Most districts listed from Umatilla and Morrow counties saw a lower homeless rate than the state average. The Hermiston School District enrolled 68 students in 2008-09 who lacked a stable roof over their heads at some point, or about 1.4 percent of its population. Pendleton schools saw 59 homeless students last year, or 1.7 percent. The statewide average landed at 3.2 percent.

But the Athena-Weston School District saw 32 homeless students come through its doors last year, or 5.7 percent of its enrollment. That's well above the state average. Both the Athena-Weston and Pendleton school districts were closed Friday.

The state total - 18,059 homeless - marked a dramatic 14 percent jump over the previous year. State Superintendent Susan Castillo attributed at least part of that increase to the tough economy.
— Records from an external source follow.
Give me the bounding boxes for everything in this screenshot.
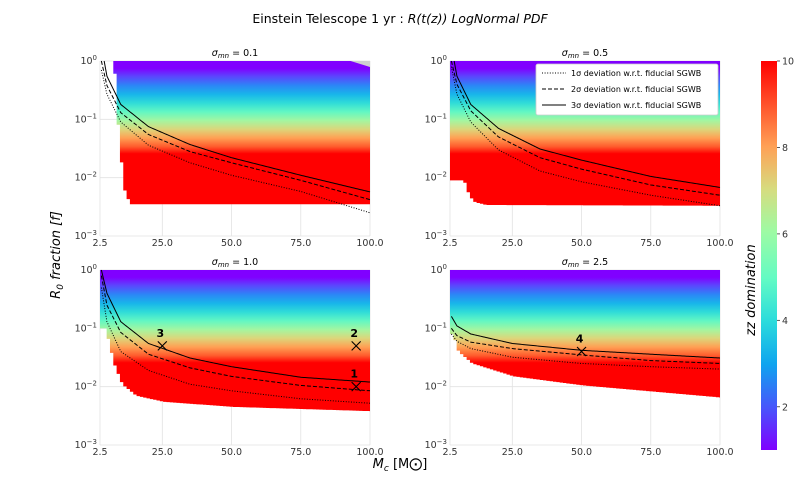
x-tick-label: 100.0 xyxy=(356,238,383,249)
marker-x xyxy=(351,381,362,392)
legend-label-3sigma: 3σ deviation w.r.t. fiducial SGWB xyxy=(571,101,701,110)
curve-sigma1 xyxy=(100,287,371,404)
x-tick-label: 75.0 xyxy=(640,447,661,458)
curve-sigma3 xyxy=(100,269,371,383)
x-tick-label: 75.0 xyxy=(290,238,311,249)
y-tick-label: 10−1 xyxy=(425,112,447,125)
curve-sigma3 xyxy=(453,60,721,188)
x-tick-label: 100.0 xyxy=(706,238,733,249)
heatmap-fill xyxy=(100,270,370,412)
y-tick-label: 10−3 xyxy=(425,438,447,451)
heatmap-fill xyxy=(450,270,720,398)
curve-sigma1 xyxy=(100,69,371,214)
curve-sigma3 xyxy=(450,316,721,359)
x-tick-label: 75.0 xyxy=(290,447,311,458)
y-tick-label: 100 xyxy=(430,54,447,67)
y-tick-label: 100 xyxy=(80,263,97,276)
x-tick-label: 50.0 xyxy=(221,447,242,458)
x-tick-label: 2.5 xyxy=(92,238,107,249)
x-tick-label: 100.0 xyxy=(356,447,383,458)
x-tick-label: 25.0 xyxy=(502,447,523,458)
y-tick-label: 10−1 xyxy=(425,321,447,334)
y-tick-label: 10−3 xyxy=(425,229,447,242)
y-tick-label: 10−3 xyxy=(75,229,97,242)
panel-title: σmn = 0.1 xyxy=(212,48,258,60)
y-axis-label: R0 fraction [f] xyxy=(49,211,66,299)
x-tick-label: 50.0 xyxy=(571,447,592,458)
colorbar-tick-label: 4 xyxy=(782,316,788,327)
panel-1: σmn = 0.1 2.5 25.0 50.0 75.0 100.0 100 10−1 10−2… xyxy=(75,48,384,249)
legend: 1σ deviation w.r.t. fiducial SGWB 2σ dev… xyxy=(535,63,719,116)
curve-sigma2 xyxy=(100,275,371,392)
y-tick-label: 10−1 xyxy=(75,321,97,334)
marker-label: 2 xyxy=(350,327,358,340)
y-tick-label: 100 xyxy=(430,263,447,276)
x-tick-label: 2.5 xyxy=(92,447,107,458)
marker-label: 1 xyxy=(350,368,358,381)
marker-label: 3 xyxy=(156,327,164,340)
panel-title: σmn = 2.5 xyxy=(562,257,608,269)
legend-label-1sigma: 1σ deviation w.r.t. fiducial SGWB xyxy=(571,69,701,78)
x-tick-label: 2.5 xyxy=(442,238,457,249)
y-tick-label: 10−2 xyxy=(75,171,97,184)
x-tick-label: 25.0 xyxy=(152,238,173,249)
panels-group: σmn = 0.1 2.5 25.0 50.0 75.0 100.0 100 10−1 10−2… xyxy=(75,48,734,458)
heatmap-fill xyxy=(100,61,370,205)
colorbar-gradient xyxy=(761,61,777,450)
x-tick-label: 25.0 xyxy=(502,238,523,249)
colorbar-label: zz domination xyxy=(744,244,759,336)
y-tick-label: 10−1 xyxy=(75,112,97,125)
colorbar-ticks: 2 4 6 8 10 xyxy=(777,57,794,413)
legend-label-2sigma: 2σ deviation w.r.t. fiducial SGWB xyxy=(571,85,701,94)
no-data-patch xyxy=(350,61,370,67)
panel-4: σmn = 2.5 4 2.5 25.0 50.0 75.0 100.0 100 10−1 10−… xyxy=(425,257,734,458)
y-tick-label: 10−3 xyxy=(75,438,97,451)
panel-title: σmn = 0.5 xyxy=(562,48,608,60)
marker-label: 4 xyxy=(576,333,584,346)
y-tick-label: 10−2 xyxy=(425,380,447,393)
legend-box xyxy=(535,63,719,116)
y-tick-label: 100 xyxy=(80,54,97,67)
marker-x xyxy=(351,341,362,351)
marker-x xyxy=(157,341,168,351)
panel-3: σmn = 1.0 1 2 3 2.5 25.0 50.0 75.0 100.0 100 10−1 1… xyxy=(75,257,384,458)
figure-title: Einstein Telescope 1 yr : R(t(z)) LogNor… xyxy=(252,11,548,26)
curve-sigma2 xyxy=(100,60,371,201)
colorbar-tick-label: 2 xyxy=(782,402,788,413)
curve-sigma1 xyxy=(450,333,721,370)
curve-sigma3 xyxy=(103,60,371,193)
x-tick-label: 100.0 xyxy=(706,447,733,458)
panel-title: σmn = 1.0 xyxy=(212,257,258,269)
marker-x xyxy=(576,346,587,357)
x-tick-label: 2.5 xyxy=(442,447,457,458)
x-tick-label: 25.0 xyxy=(152,447,173,458)
y-tick-label: 10−2 xyxy=(75,380,97,393)
x-axis-label: Mc [M⨀] xyxy=(373,457,428,474)
colorbar-tick-label: 8 xyxy=(782,143,788,154)
x-tick-label: 75.0 xyxy=(640,238,661,249)
colorbar-tick-label: 10 xyxy=(782,57,794,68)
x-tick-label: 50.0 xyxy=(571,238,592,249)
colorbar-tick-label: 6 xyxy=(782,229,788,240)
y-tick-label: 10−2 xyxy=(425,171,447,184)
colorbar: 2 4 6 8 10 zz domination xyxy=(744,57,794,450)
curve-sigma2 xyxy=(450,60,721,196)
x-tick-label: 50.0 xyxy=(221,238,242,249)
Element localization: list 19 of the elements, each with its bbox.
"Unfortunately, families living in poverty struggling to get by is not a new concept in Oregon; it's a reality we've been dealing with for years,"?Castillo said in a released statement. "...This year, due to increased foreclosures and high unemployment, we are also faced with a group of students new to poverty that we are helping during this difficult time."

But it's hard to pin down exactly how many students are homeless in a given year, said Phyllis Danielson, assistant superintendent for the Morrow County School District. The increase might be partly due to better reporting of those cases, she said.

In Morrow County, the state report identified 54 homeless students last year. That's 2.2 percent of the district's enrollment.

Danielson also serves as the district's homeless liaison. When staff identify a homeless child, she said, they make sure to spell out what he or she might need - clothing, supplies or extra tutoring, for example. Another key is offering free meals at school, she added.

"We put those wheels into action,"?Danielson said.

Districts have likely become more aware of the homeless issue in recent years, Danielson said. Morrow County keeps posters for students and parents - in English and Spanish - detailing various resources and contact points, she said.

According to the McKinney-Vento Act Program for Education of Homeless Students, homeless students are defined as those who "lack fixed, regular and adequate nighttime residence." That means a family could live in a shelter, shared housing, motels or cars, according to the state report. That's the definition the Oregon Department of Education used for its numbers.

The number of homeless students in Oregon has now increased every year since 2003-04. It's more than doubled in that time. But there is help out there, Castillo said.

"Oregon schools are getting these students into class, despite their dire and often chaotic living situations,"?Castillo said.

"Thanks to the infusion of federal stimulus dollars for the Homeless Student Education program, over half of Oregon school districts will have additional funds to help serve students and families faced with homeless living situations this year."